My mentor was an independent oil man. His first encounter was in the 70s, driving down a road to a lease with his partner. The Bigfoot stepped out and crossed the road in a few strides. It was auburn and in his jacked up truck, the Bigfoot looked down at him in the driver's seat.
Nothing was the same after that. He devoted a great deal of money and time in the subject of Bigfoot and had a protective stance on them. He saw them as a form of a kind of Native to the land in their own right.
Other oil men opened up to him about their own encounters on remote sites. They were fully aware that they share the land, but they avoided coming out after dark and before sunrise if they could help it. As most carried guns, they were skeptical about how effective they would be on a confrontation.

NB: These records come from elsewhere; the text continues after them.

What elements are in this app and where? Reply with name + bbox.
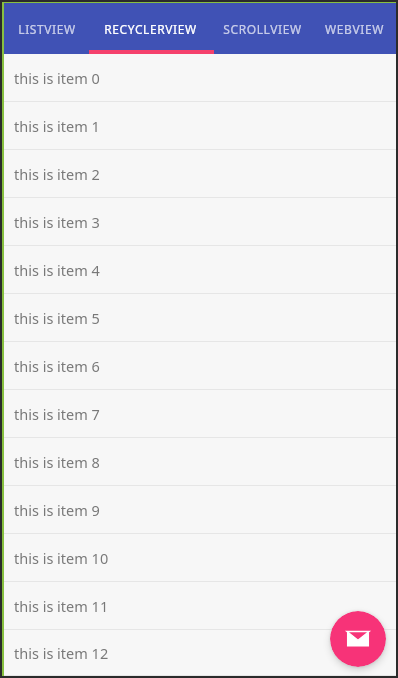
staticText: this is item 1 [14, 116, 100, 136]
button[interactable]: WEBVIEW [312, 3, 396, 54]
staticText: RECYCLERVIEW [104, 21, 197, 37]
button[interactable]: this is item 3 [4, 198, 396, 246]
staticText: this is item 10 [14, 548, 109, 568]
button[interactable]: this is item 7 [4, 390, 396, 438]
button[interactable]: SCROLLVIEW [212, 3, 312, 54]
button[interactable]: this is item 6 [4, 342, 396, 390]
staticText: this is item 12 [14, 643, 109, 663]
button[interactable]: this is item 2 [4, 150, 396, 198]
button[interactable]: this is item 0 [4, 54, 396, 102]
button[interactable]: this is item 9 [4, 486, 396, 534]
button[interactable]: this is item 10 [4, 534, 396, 582]
staticText: this is item 5 [14, 308, 100, 328]
button[interactable]: RECYCLERVIEW [89, 3, 212, 54]
staticText: this is item 8 [14, 452, 100, 472]
button[interactable]: this is item 8 [4, 438, 396, 486]
button[interactable]: this is item 1 [4, 102, 396, 150]
staticText: this is item 2 [14, 164, 100, 184]
staticText: this is item 7 [14, 404, 100, 424]
button[interactable]: this is item 11 [4, 582, 396, 630]
staticText: this is item 6 [14, 356, 100, 376]
staticText: this is item 11 [14, 596, 109, 616]
button[interactable]: this is item 5 [4, 294, 396, 342]
staticText: SCROLLVIEW [223, 21, 302, 37]
staticText: this is item 4 [14, 260, 100, 280]
button[interactable]: LISTVIEW [4, 3, 89, 54]
staticText: LISTVIEW [18, 21, 76, 37]
staticText: this is item 9 [14, 500, 100, 520]
staticText: this is item 0 [14, 68, 100, 88]
button[interactable]: this is item 4 [4, 246, 396, 294]
staticText: this is item 3 [14, 212, 100, 232]
button[interactable]: Compose message [330, 611, 386, 667]
staticText: WEBVIEW [325, 21, 384, 37]
button[interactable]: this is item 12 [4, 630, 396, 676]
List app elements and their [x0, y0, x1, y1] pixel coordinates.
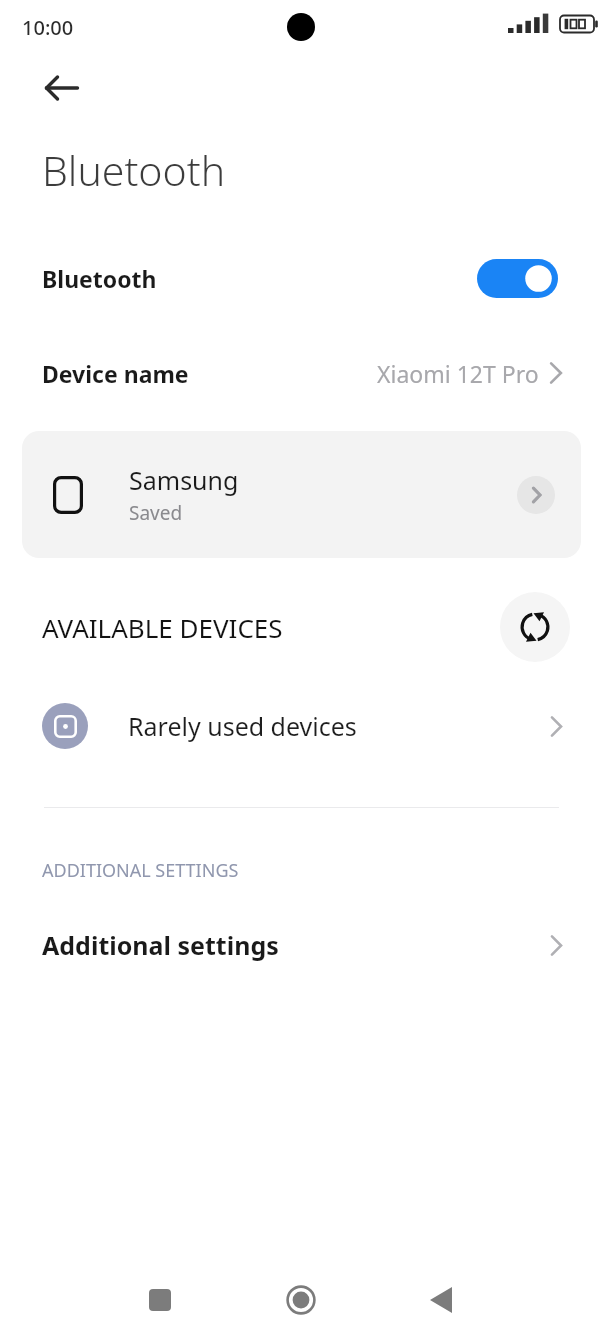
staticText: ADDITIONAL SETTINGS [42, 858, 239, 883]
staticText: Xiaomi 12T Pro [377, 358, 539, 389]
button[interactable]: Device settings [517, 476, 555, 514]
button[interactable]: Additional settings [0, 912, 603, 978]
staticText: Saved [129, 500, 183, 526]
button[interactable]: Refresh [500, 592, 570, 662]
button[interactable]: Bluetooth [0, 245, 603, 311]
button[interactable]: Recents [130, 1270, 190, 1330]
staticText: Additional settings [42, 928, 279, 962]
button[interactable]: Rarely used devices [0, 692, 603, 760]
staticText: 10:00 [22, 14, 74, 41]
button[interactable]: Back [28, 54, 96, 122]
button[interactable]: Samsung [22, 431, 581, 558]
staticText: Rarely used devices [128, 709, 357, 743]
button[interactable]: Home [271, 1270, 331, 1330]
button[interactable]: Bluetooth toggle [477, 259, 558, 298]
staticText: Bluetooth [42, 263, 157, 294]
button[interactable]: Back [411, 1270, 471, 1330]
staticText: AVAILABLE DEVICES [42, 610, 283, 645]
staticText: Samsung [129, 463, 239, 497]
button[interactable]: Device name [0, 340, 603, 406]
staticText: Device name [42, 358, 189, 389]
staticText: Bluetooth [42, 142, 226, 198]
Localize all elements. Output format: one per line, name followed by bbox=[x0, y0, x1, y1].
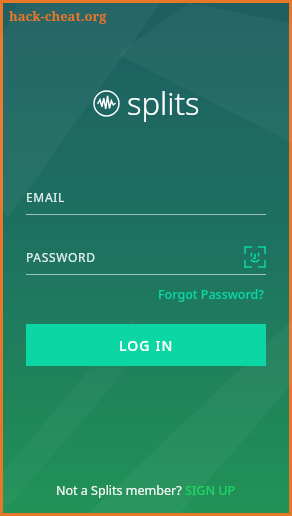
staticText: Not a Splits member? bbox=[56, 482, 185, 499]
staticText: Forgot Password? bbox=[158, 286, 264, 303]
button[interactable]: SIGN UP bbox=[185, 482, 236, 499]
staticText: PASSWORD bbox=[26, 249, 96, 265]
staticText: LOG IN bbox=[119, 336, 174, 355]
button[interactable]: PASSWORD bbox=[26, 249, 244, 265]
staticText: SIGN UP bbox=[185, 482, 236, 499]
staticText: hack-cheat.org bbox=[9, 7, 107, 25]
button[interactable]: LOG IN bbox=[26, 324, 266, 366]
button[interactable]: EMAIL bbox=[26, 189, 266, 215]
staticText: splits bbox=[127, 82, 200, 124]
button[interactable]: Forgot Password? bbox=[156, 284, 266, 305]
staticText: EMAIL bbox=[26, 189, 66, 205]
button[interactable]: Face ID login bbox=[244, 246, 266, 268]
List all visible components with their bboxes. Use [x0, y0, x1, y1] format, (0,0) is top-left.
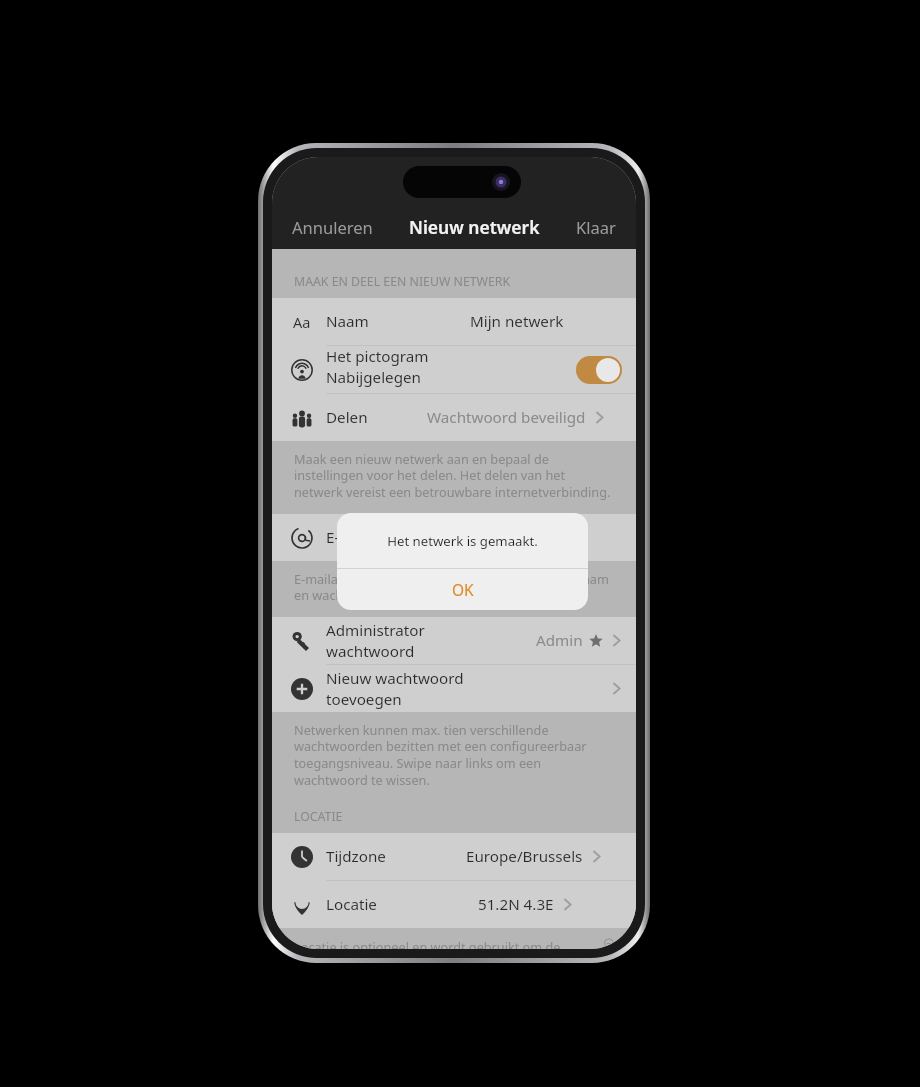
- button[interactable]: Tijdzone: [272, 833, 636, 880]
- staticText: ?: [606, 938, 612, 949]
- staticText: Administratorwachtwoord: [326, 620, 431, 662]
- staticText: Netwerken kunnen max. tien verschillende…: [294, 721, 614, 789]
- staticText: Klaar: [576, 216, 616, 238]
- staticText: Locatie: [326, 894, 377, 915]
- button[interactable]: Administratorwachtwoord: [272, 617, 636, 664]
- staticText: Het netwerk is gemaakt.: [387, 532, 538, 550]
- staticText: Nieuw netwerk: [409, 215, 540, 239]
- staticText: Mijn netwerk: [470, 311, 564, 332]
- staticText: 51.2N 4.3E: [478, 894, 554, 915]
- staticText: Naam: [326, 311, 369, 332]
- staticText: E-mail: [326, 527, 370, 548]
- staticText: Het pictogram Nabijgelegen lam…: [326, 346, 449, 393]
- button[interactable]: Klaar: [574, 212, 618, 242]
- button[interactable]: Locatie: [272, 881, 636, 928]
- button[interactable]: Het pictogram Nabijgelegen lam…: [272, 346, 636, 393]
- staticText: LOCATIE: [294, 808, 343, 825]
- staticText: Wachtwoord beveiligd: [427, 407, 586, 428]
- staticText: Aa: [293, 312, 311, 332]
- staticText: Europe/Brussels: [466, 846, 583, 867]
- staticText: MAAK EN DEEL EEN NIEUW NETWERK: [294, 273, 511, 290]
- button[interactable]: Aa: [272, 298, 636, 345]
- staticText: Delen: [326, 407, 368, 428]
- staticText: OK: [452, 579, 474, 600]
- staticText: E-mailadres voor het herstellen van de n…: [294, 570, 614, 604]
- button[interactable]: Delen: [272, 394, 636, 441]
- staticText: Locatie is optioneel en wordt gebruikt o…: [294, 938, 578, 949]
- staticText: Annuleren: [292, 216, 373, 238]
- button[interactable]: Toggle: [576, 356, 622, 384]
- button[interactable]: Annuleren: [290, 212, 375, 242]
- button[interactable]: E-mail: [272, 514, 636, 561]
- staticText: Tijdzone: [326, 846, 386, 867]
- staticText: naam@net.be: [468, 527, 568, 548]
- button[interactable]: Nieuw wachtwoord toevoegen: [272, 665, 636, 712]
- staticText: Admin: [536, 630, 583, 651]
- staticText: Nieuw wachtwoord toevoegen: [326, 668, 464, 710]
- button[interactable]: OK: [337, 569, 588, 610]
- staticText: Maak een nieuw netwerk aan en bepaal de …: [294, 450, 614, 501]
- button[interactable]: Help: [596, 938, 622, 949]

One day, my mentor went to one of his leases on his regular checks (people steal equipment and piping all the time). He went over to the injection well piping, seeing something caught in it. He studied it as he got closer and realized it was a cow. A full-grown dead cow broken and shoved into the piping so tightly he had to cut it up to get it out.
He remained on alert at the lease henceforth. It was not only one that didn't have a home on the land, but bordered forest.
On another excursion riding on his motorcycle down a cornfield-lined road in Iowa, he had yet another encounter. This time, he was truly baffled as it seemed highly unlikely Bigfoot would live in such a place.
Later, in discussion with a private researcher who was a photojournalist studying Bigfoot in that state, the researcher shared his experiences with cornfields.
He reported that in a cornfield that has a stray tree or two in it, it's a good bet you can find clues. Sometimes the farmer's just work around an old tree and it remains there. It's under that tree that he gathered evidence of hundreds of stripped corn cobs on the ground. A sentinel would climb the tree and watch while a couple of Bigfoot would comb the rows gathering ears. They would eat under the tree in the protection of the tall crop.
I worked in the oil and gas industry for a few years and I found the oil producers to be very real and very frank. I appreciate it greatly as I don't like subtleties. I want to know who and what I'm dealing with immediately so respect can be created.
So, if a landman or operator is out there poking around isolated leases, be sure to know it's a rare and amazing thing to sight a Bigfoot.
Or, as my mentor often said, "even a blind hog'll find an acorn now and then."